More research and targeted interventions are needed to increase understanding of the drivers of COVID-19 mortality and identify policy-modifiable solutions to address excess mortality for minorities residing in California. Specifically, considering excess deaths by other causes would produce informative findings regarding COVID-19 disparities in California because mortality from heart disease and other non-COVID-19 health conditions increased during the pandemic in the USA [11]. In fact, our results on all-cause deaths excluding COVID-19 deaths imply that Black individuals followed by White non-Hispanics had the highest per-capita rates. Further research is needed to examine these disparities in non-COVID-19-related causes of mortality.
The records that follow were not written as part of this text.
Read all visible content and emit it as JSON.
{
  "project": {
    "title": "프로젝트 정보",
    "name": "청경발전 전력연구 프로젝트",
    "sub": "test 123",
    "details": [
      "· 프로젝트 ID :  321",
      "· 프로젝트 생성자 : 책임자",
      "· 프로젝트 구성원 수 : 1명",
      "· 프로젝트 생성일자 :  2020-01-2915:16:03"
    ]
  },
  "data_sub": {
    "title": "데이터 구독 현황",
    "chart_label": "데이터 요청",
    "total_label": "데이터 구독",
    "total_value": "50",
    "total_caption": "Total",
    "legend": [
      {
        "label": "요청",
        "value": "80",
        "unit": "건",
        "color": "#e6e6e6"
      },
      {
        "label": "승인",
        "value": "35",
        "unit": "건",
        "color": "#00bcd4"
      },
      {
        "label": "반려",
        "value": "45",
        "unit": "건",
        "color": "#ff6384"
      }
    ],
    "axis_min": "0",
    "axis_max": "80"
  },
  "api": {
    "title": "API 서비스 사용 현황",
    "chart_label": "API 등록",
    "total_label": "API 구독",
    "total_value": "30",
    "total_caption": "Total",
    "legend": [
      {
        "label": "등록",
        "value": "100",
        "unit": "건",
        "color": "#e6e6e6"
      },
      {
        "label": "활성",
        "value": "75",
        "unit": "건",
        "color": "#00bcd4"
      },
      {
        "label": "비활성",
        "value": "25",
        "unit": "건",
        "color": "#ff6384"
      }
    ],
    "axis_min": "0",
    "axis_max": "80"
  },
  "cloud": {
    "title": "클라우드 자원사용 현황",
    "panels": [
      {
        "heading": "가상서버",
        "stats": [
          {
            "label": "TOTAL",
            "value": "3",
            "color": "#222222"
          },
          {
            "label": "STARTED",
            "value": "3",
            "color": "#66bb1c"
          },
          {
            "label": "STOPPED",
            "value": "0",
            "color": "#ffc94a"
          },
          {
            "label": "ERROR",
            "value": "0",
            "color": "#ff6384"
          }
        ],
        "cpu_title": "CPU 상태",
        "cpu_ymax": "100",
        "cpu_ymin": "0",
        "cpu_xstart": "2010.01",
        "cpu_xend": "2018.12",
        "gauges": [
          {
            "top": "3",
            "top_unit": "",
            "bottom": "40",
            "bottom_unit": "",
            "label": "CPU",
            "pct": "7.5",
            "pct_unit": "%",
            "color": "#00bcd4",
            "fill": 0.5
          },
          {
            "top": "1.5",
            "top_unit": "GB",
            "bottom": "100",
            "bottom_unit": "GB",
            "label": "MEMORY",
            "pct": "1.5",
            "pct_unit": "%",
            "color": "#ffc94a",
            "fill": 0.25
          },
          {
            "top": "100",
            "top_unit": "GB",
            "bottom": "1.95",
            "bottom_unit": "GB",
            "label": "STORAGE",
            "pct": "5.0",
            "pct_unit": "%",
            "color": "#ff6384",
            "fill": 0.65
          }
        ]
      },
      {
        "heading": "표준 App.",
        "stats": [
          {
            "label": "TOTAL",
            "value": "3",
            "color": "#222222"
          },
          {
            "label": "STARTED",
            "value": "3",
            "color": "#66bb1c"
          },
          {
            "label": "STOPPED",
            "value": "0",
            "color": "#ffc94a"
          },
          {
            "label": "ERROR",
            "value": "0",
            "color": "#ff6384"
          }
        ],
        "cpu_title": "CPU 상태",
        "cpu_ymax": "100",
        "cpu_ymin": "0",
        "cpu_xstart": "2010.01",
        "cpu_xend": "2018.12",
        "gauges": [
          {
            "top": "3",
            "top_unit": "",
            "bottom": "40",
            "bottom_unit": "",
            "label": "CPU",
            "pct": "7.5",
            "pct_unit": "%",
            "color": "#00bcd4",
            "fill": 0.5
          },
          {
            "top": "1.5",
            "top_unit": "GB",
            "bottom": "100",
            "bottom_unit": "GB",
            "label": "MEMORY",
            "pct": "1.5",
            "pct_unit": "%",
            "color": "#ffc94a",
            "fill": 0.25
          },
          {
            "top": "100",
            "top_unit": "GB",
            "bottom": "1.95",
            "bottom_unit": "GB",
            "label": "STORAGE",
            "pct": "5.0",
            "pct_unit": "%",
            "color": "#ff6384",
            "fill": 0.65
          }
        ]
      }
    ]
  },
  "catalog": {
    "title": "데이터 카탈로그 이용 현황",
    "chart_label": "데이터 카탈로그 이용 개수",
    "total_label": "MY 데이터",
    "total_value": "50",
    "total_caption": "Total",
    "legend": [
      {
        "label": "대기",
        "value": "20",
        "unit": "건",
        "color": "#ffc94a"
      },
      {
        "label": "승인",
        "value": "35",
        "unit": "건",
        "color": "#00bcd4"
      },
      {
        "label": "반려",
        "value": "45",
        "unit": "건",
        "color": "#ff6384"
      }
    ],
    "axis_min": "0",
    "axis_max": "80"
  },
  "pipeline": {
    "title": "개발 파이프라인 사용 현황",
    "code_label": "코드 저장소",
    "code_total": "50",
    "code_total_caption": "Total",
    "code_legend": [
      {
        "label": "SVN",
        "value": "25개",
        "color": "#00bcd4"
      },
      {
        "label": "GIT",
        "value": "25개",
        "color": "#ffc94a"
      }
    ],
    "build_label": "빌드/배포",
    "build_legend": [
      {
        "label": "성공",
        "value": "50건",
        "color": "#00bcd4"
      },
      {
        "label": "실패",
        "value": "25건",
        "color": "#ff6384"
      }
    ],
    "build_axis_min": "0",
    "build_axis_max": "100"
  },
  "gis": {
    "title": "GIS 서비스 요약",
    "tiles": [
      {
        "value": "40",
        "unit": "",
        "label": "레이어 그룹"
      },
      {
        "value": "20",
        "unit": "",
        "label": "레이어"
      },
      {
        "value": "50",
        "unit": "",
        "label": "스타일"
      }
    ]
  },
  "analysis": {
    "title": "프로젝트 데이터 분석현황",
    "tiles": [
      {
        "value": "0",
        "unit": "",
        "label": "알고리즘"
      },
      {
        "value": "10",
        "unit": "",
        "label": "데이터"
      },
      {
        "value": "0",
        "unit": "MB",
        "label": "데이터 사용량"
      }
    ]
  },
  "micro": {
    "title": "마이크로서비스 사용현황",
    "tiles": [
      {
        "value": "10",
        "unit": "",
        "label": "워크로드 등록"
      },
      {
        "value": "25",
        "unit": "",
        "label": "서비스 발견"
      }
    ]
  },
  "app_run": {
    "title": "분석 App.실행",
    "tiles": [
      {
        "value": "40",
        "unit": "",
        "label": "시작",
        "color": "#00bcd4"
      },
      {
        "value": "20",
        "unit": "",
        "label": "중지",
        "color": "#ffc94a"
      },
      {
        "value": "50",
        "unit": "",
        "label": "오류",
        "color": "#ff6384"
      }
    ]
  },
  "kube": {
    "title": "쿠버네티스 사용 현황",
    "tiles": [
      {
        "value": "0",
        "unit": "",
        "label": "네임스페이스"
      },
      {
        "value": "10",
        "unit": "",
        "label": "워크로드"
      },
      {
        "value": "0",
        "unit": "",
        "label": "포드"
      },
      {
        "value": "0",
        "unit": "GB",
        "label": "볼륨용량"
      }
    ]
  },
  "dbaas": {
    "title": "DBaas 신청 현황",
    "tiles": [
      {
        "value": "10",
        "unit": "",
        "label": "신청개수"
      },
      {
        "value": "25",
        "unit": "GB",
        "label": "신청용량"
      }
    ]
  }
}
Recent research on excess deaths suggests that officially reported COVID-19 deaths understate the overall impact of the pandemic on mortality [4,5,6]. Due to the importance of excess death racial disparities to making proper health equity policy making, it is critical to have a true picture of the pandemic effect on different races/ethnic groups at the state level. Several studies have considered racial and ethnic disparities in COVID-19 mortality [11,12,13,14,15,16]. However, to our knowledge, there have been only two prior studies on race/ethnic disparities in mortality during the COVID-19 pandemic for the state of California. One study examining the period March to August 2020 reported 2077 excess deaths of Asians, 1882 excess deaths of Blacks, and 8439 excess deaths of Hispanics [14]. The second study on Hispanics reported 10,304 excess deaths in California for this population for the period March 1 to October 3, 2020 [5]. Our study extends this prior work in two key ways. First, we include data updated through January 2021 during which COVID-19 cases substantially increased in California, particularly from November 2020. For example, in contrast to the prior studies’ estimates of excess deaths among Hispanics, we find 30,186 excess deaths for this community. Second, we utilize SARIMA, which adjusts for seasonality effects in mortality trends, as well as avoids the non-stationary problem.

There are limitations that should be acknowledged. First, our study findings may not generalize beyond California. Second, we cannot conclude that excess deaths are directly attributable to COVID-19; these deaths may include those that are indirectly related such as disrupted or delayed treatment for critical health issues or undiagnosed health problems. Third, our model uses historical trends in mortality from 2014 to 2019. Above or below average historical periods of mortality may impact the accuracy of forecasts of mortality in 2020 and 2021.

Conclusions

Based on monthly historical trends in all-cause mortality since 2014 and using SARIMA time series modeling, our study showed significant disparities in excess mortality among race/ethnic groups, especially among Hispanic and Black individuals, compared to officially reported COVID-19 deaths. Our findings emphasize the importance of targeted policies for minority populations, such as vaccination strategies or health and social policies, to lessen the disproportionate impact of COVID-19 and future pandemics on their communities.